A Rare Case of Sarcomatoid-Type Localized Pleural Mesothelioma Derived From Visceral Pleura
Takayuki Kosaka, Seshiru Nakazawa, Rikuo Ushikubo, Takashi Ibe, Ken Shirabe

TL;DR
An elderly man was diagnosed with a rare type of pleural mesothelioma that originated from the visceral pleura, not the more common parietal pleura.
Contribution
The paper reports a rare case of sarcomatoid-type mesothelioma originating from the visceral pleura.
Findings
The patient was initially misdiagnosed with pulmonary suppuration but later found to have a rare mesothelioma.
The tumor was identified as a sarcomatoid-type mesothelioma, which is uncommon and typically arises from the parietal pleura.

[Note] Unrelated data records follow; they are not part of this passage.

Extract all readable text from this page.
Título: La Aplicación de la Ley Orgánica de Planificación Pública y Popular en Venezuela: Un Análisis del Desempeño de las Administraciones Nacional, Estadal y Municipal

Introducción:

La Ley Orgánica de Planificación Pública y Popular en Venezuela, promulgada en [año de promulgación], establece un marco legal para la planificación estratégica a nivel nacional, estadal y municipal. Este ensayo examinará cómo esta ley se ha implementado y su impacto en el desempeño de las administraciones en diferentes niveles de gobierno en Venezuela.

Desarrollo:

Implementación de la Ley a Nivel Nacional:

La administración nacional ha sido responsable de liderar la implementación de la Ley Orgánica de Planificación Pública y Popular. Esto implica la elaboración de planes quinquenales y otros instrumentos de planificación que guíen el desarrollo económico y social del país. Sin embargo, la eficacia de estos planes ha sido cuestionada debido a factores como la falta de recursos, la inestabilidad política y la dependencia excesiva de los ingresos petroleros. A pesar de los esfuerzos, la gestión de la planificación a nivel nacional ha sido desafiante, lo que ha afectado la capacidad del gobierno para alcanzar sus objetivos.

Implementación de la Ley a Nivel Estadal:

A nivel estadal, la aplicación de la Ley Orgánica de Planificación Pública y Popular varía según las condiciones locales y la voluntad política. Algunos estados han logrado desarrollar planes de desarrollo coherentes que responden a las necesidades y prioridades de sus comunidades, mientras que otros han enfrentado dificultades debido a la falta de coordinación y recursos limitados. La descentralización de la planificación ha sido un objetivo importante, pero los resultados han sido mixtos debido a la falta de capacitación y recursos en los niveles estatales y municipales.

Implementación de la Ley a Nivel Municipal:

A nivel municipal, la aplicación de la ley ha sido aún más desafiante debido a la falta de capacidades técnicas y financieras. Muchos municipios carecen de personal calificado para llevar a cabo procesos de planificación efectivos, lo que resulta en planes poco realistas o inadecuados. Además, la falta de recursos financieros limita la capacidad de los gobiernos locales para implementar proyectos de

The case highlights the diagnostic challenges and atypical presentation of localized mesothelioma.
Abstract
A man in his 80s presented with shortness of breath. Chest CT scan showed pleural effusion and a mass in the right lower lobe. He had high inflammatory reaction and was diagnosed as having pulmonary suppuration with empyema. After three weeks of antibiotic treatment, the lesion grew and he was referred to our department for surgical intervention. A complete resection of the right lower lobe was planned to control infection. Intraoperative findings showed that the lower lobe became a large mass and was judged unresectable. The procedure was converted to drainage of the abscess cavity. Pathological examination, combined with clinical and radiological findings, led to the diagnosis of localized sarcoma-type malignant pleural mesothelioma. Localized malignant pleural mesothelioma is a rare disease and most cases have been reported as epithelial type, deriving from the parietal pleura. Our…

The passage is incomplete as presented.